DVD will become (already is) a "standard", simply because it provides a video & audio format that everyone agrees upon, at least for non-streaming. Thus you could download a "DVD" movie to your hard drive, to blank DVD media, etc, the media doesn't matter, but the data format does. So if you happen to record to DVD media (or buy/rent pre-recorded media), it will work in a cheap, dumb player, but meanwhile there can be implementations ranging from "download to your notebook PC's hard drive for playback in your hotel room" all the way up to "streaming-ized" data transmission used in 2-way videoconferencing. Which may not be the most efficient way to do streaming, but once enough decoder hardware is in place, why bother trying to replace it?

You don't need to count frames per second to know how much data it is. A DVD disc holds what, 5GB of movie data? I calculate that you would only need a bandwidth of 11.4Mb/s to transmit a full disc in 2 hours. Cable modems are promising 10Mb/s already (but delivering more like 1.5-2Mb/s, mine anyway), so we are about there already as soon as the current crop of cable modems gets rolled out to a wide audience and whatever is in the way of theoretical performance gets fixed.

The cable companies might have to cache the full selection at whatever their equivalent of the "Central Office" is to boost performance, which effectively puts them in the position of "retailing" the data. This pits them directly against DSS/retail rental, which they are already anyway, so why shouldn't they push for this model as a competitor to DIVX? Eventually, they have to win, because the greater efficiency compared to the old physical distibution model gives them the ability to squeeze their opponents' margins to less than zero.

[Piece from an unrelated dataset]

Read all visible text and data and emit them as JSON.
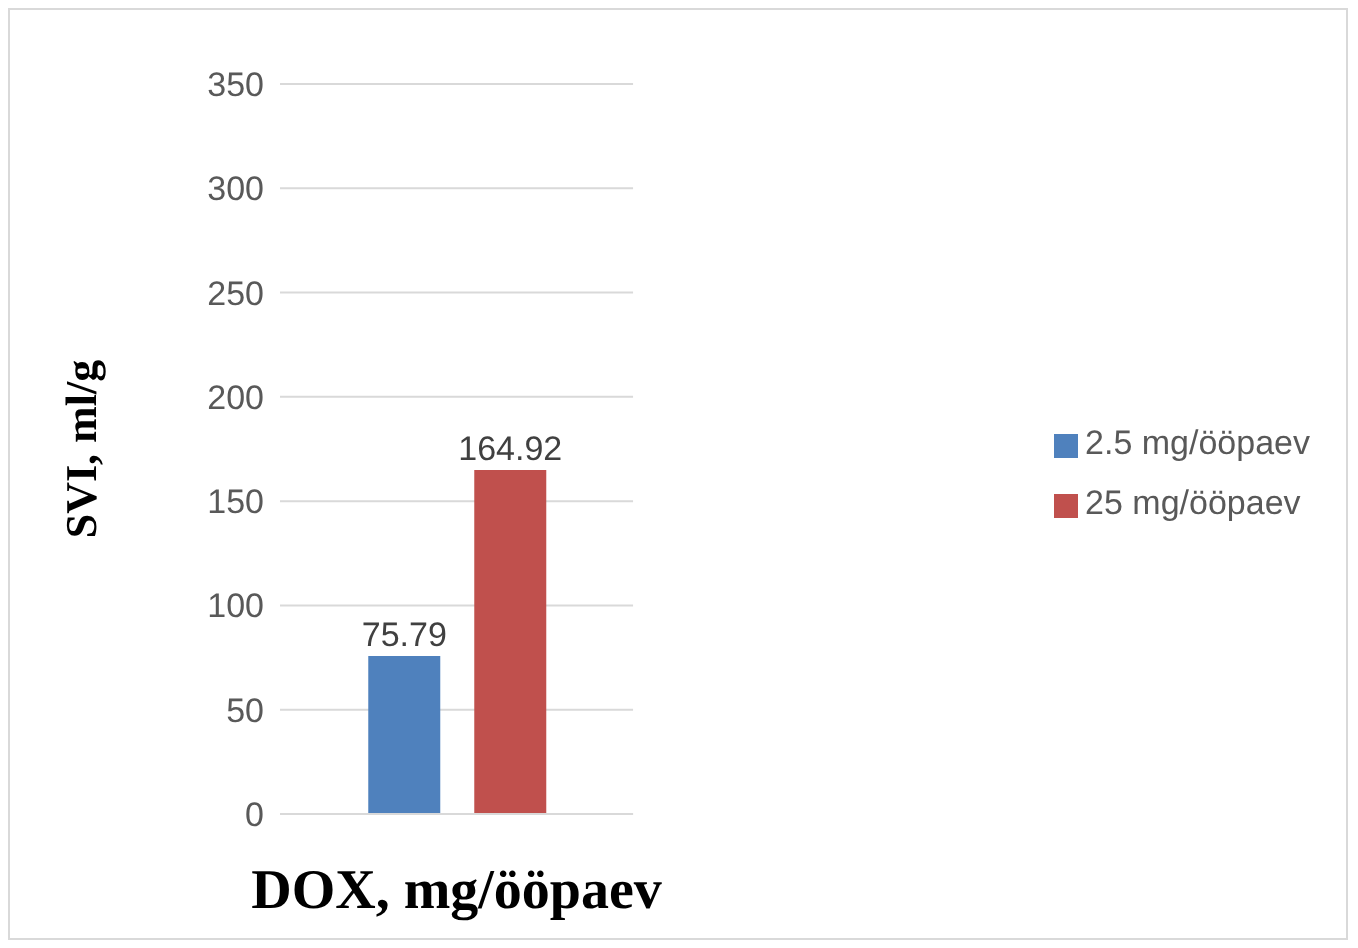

If you want to see how this will play out, watch music audio, because the smaller data set will allow it to pioneer the business model(s) years ahead of video. Check out www.musicblvd.com, you can already order CD's over the Web, or download them to recordable CD media for a fraction of the price. Or www.audioactive.com, where you can listen to any of a dozen real-antenna radio stations simulcasting over the Web (for free).